La Cassazione ha ribaltato l’esito dei giudizi di merito. Secondo la Corte, poiché la società ha incluso la posizione del dipendente tra quelle in esubero e poco tempo dopo ha assunto un altro lavoratore per la medesima posizione, essa ha tratto in inganno il lavoratore. Secondo la Corte, anche una «condotta di silenzio malizioso» è idonea a integrare il raggiro.

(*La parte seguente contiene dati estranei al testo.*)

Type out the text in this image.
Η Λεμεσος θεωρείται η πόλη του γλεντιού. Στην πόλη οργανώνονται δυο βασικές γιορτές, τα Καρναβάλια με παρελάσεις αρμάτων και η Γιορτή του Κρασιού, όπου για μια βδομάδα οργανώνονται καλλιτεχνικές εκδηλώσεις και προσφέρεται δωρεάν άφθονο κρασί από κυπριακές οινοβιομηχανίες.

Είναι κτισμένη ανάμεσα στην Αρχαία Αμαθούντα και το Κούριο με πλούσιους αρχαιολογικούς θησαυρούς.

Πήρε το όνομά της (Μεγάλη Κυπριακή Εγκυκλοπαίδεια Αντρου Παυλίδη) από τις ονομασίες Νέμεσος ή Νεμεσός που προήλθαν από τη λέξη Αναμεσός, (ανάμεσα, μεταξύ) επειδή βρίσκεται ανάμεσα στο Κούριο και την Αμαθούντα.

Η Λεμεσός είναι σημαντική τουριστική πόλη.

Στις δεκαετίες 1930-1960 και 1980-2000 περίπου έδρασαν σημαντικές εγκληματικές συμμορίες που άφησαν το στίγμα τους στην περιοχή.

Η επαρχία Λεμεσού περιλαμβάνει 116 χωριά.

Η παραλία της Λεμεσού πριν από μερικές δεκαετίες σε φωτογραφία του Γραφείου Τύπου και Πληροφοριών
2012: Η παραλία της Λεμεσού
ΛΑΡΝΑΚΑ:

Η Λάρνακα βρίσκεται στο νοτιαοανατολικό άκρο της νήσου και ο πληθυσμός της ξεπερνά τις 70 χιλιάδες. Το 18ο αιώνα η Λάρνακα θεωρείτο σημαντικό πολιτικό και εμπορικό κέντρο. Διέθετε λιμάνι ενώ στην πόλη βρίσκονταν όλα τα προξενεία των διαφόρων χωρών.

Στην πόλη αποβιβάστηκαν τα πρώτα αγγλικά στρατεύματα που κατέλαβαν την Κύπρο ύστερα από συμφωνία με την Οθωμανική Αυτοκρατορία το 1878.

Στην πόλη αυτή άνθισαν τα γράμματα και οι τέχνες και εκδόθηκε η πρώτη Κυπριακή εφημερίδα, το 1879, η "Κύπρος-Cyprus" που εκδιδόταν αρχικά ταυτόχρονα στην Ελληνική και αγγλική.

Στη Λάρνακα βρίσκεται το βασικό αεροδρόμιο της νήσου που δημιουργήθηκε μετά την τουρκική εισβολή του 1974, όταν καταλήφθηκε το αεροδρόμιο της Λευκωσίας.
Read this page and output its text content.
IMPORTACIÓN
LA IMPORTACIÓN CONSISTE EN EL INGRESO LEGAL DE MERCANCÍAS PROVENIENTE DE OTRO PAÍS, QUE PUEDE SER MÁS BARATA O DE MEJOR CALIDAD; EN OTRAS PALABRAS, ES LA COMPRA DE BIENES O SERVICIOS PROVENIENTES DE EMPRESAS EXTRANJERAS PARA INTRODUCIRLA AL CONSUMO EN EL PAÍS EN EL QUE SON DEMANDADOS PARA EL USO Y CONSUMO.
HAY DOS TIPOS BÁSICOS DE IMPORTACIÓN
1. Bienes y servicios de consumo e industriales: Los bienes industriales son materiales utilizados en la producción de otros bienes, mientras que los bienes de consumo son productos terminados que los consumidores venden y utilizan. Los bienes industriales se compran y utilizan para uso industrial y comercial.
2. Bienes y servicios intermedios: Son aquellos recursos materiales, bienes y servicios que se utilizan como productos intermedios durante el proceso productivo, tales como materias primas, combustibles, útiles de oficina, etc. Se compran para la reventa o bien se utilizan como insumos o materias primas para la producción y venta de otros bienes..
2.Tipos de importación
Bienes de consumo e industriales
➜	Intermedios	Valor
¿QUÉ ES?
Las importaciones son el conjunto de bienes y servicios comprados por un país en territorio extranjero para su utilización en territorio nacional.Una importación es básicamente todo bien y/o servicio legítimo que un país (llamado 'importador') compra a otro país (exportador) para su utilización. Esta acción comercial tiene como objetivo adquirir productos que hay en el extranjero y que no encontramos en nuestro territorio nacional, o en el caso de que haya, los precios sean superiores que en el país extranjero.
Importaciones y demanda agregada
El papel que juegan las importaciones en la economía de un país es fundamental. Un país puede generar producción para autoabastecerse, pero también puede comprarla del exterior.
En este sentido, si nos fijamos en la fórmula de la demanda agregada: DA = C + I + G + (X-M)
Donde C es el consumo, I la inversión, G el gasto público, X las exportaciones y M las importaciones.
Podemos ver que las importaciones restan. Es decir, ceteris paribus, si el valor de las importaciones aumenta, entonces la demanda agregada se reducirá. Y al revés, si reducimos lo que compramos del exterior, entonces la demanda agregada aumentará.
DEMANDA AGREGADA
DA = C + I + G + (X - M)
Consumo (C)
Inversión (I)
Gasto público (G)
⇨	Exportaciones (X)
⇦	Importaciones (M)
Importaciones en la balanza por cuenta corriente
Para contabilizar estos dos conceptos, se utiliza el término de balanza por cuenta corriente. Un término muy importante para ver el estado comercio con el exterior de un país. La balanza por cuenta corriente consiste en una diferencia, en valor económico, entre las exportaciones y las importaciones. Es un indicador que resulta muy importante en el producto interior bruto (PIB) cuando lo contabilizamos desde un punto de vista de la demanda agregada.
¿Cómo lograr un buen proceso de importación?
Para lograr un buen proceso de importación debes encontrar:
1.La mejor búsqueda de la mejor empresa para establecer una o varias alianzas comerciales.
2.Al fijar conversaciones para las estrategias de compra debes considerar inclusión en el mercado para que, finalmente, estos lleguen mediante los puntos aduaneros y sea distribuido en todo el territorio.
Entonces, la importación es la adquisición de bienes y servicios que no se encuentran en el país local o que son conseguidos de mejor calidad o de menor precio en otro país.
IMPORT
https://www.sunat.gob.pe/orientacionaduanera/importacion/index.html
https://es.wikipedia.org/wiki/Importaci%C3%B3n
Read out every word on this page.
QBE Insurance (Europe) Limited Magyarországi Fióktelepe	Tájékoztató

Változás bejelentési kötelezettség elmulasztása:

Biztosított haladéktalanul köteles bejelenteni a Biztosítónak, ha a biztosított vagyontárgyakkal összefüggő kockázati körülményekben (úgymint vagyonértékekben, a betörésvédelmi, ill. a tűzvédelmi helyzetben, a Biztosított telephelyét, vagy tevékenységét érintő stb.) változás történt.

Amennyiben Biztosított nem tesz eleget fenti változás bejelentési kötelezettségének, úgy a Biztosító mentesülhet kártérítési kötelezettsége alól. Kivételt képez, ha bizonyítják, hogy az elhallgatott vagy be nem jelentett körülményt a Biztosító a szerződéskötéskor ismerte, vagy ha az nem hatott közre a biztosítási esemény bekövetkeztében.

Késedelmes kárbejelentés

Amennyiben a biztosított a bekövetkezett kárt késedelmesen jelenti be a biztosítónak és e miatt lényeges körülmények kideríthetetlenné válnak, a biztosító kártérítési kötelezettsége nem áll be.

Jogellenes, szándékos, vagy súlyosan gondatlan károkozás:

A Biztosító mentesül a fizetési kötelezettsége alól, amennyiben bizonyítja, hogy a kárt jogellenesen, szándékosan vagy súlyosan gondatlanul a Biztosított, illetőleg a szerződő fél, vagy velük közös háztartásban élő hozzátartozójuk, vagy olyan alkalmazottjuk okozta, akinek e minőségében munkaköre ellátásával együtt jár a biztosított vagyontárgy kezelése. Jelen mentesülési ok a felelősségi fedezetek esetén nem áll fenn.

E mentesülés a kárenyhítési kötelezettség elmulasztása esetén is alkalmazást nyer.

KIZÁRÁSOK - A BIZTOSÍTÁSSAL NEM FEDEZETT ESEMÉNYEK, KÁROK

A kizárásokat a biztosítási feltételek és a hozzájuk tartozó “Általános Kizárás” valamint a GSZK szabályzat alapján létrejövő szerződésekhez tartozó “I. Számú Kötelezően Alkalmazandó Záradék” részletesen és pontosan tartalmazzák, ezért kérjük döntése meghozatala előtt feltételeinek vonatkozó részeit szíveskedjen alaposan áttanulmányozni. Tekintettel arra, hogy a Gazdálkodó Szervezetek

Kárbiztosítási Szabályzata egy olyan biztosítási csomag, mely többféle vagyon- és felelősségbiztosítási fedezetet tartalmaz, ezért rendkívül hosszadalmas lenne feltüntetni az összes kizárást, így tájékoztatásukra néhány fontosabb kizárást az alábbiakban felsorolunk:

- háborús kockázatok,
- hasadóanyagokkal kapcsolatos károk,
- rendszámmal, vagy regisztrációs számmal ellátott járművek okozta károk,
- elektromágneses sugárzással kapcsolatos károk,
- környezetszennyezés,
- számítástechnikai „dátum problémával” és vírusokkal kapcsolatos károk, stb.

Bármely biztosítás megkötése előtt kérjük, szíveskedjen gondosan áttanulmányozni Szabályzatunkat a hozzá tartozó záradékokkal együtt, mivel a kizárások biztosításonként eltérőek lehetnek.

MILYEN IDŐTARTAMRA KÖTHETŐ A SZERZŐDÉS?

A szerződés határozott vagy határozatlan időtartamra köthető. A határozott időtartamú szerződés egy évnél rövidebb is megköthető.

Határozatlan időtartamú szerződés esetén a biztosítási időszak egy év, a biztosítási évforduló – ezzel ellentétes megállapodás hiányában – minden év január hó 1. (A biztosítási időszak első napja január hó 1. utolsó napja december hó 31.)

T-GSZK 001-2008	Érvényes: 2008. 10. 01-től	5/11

Come un tale silenzio, serbato su circostanze rilevanti ai fini della valutazione delle reciproche prestazioni, costituisce per l’ordinamento penale un elemento del raggiro, così, nel contratto di lavoro, il silenzio di una delle parti in ordine a situazioni di interesse della controparte e la reticenza, «qualora l’inerzia della parte si inserisca in un complesso comportamento adeguatamente preordinato, con malizia o astuzia, a realizzare l’inganno…, integrano gli estremi del dolo omissivo rilevante ai sensi dell’articolo 1439 del codice civile».

Peraltro, continua la Corte, «nelle ipotesi di dolo tanto commissivo quanto omissivo, gli artifici o i raggiri, così come la reticenza o il silenzio, devono essere valutati in relazione alle particolari circostanze di fatto e alle qualità e condizioni soggettive dell’altra parte, onde stabilirne l’idoneità a sorprendere una persona di normale diligenza, non potendo l’affidamento ricevere tutela giuridica se fondato sulla negligenza».

Dolo per omissione

Il caso in esame non è finito: spetterà alla Corte di appello, in sede di rinvio, accertare se la condotta del datore è stata idonea a integrare un dolo omissivo.

Tuttavia è chiara la lezione che si trae con riferimento alle procedure di esubero collettivo: non bastano l’accordo sindacale e la successiva conciliazione individuale a prevenire indagini sulla congruenza tra la comunicazione di apertura e la realtà.